Depois do incidente com o guarda, Miguel apenas saiu da cela para um novo julgamento, também por estar próximo o fim da pena que inicialmente lhe fora atribuída. Passou aqueles dois anos na certeza que o guarda Costa lhe ficara com o relógio do pai. Miguel entrou para a sessão judicial ciente que iria acabar o resto dos seus dias naquela prisão e longe da sua princesa. Às sucessivas perguntas, Miguel foi respondendo aleatória e desinteressadamente. Saiu da sala com mais quinze anos de pena e o comandante ordenou que continuasse no Segredo até que ele se esquecesse do incidente com o guarda Costa ou até que Miguel decidisse colaborar com a justiça.

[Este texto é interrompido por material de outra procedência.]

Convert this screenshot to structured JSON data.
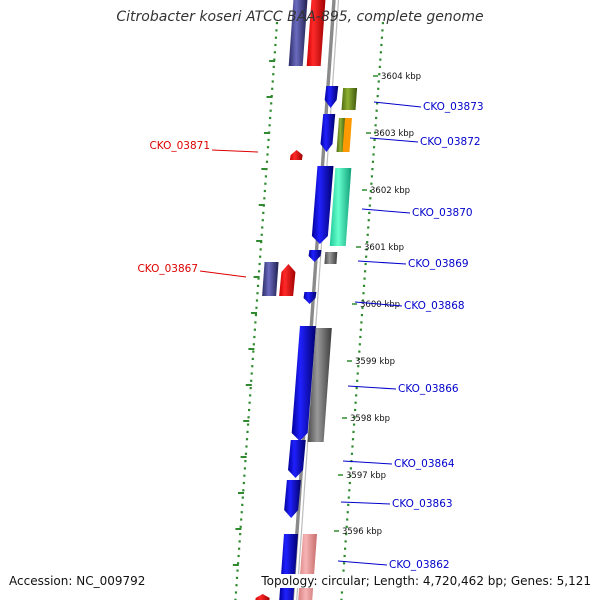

Cerca de um ano depois, Miguel decidiu deixar para trás, por cansaço e inutilidade, as dúvidas e a forma como tinha vivido até então. Ao longo de dias pesarosos foi construindo outras vidas, alicerçadas em sucessivas divagações. Gostou tanto da primeira experiência, em que não era apanhado pelos guardas, voltava a Coimbra e casava com Ritinha, que decidiu continuar a puxar pela imaginação em busca de outras realidades. Com a passagem dos anos foi também criando pequenos jogos de diferenças temporais. A pele estava mais engelhada e as rugas já se faziam notar; a barba e o cabelo começavam a esbranquiçar; nas mãos, os ossos tornavam-se mais salientes; a magreza mantinha-se, mas a baixa estatura ameaçava aprofundar-se; a visão também começava a não destrinçar com a mesma perspicácia as formas mais afastadas que via da janela.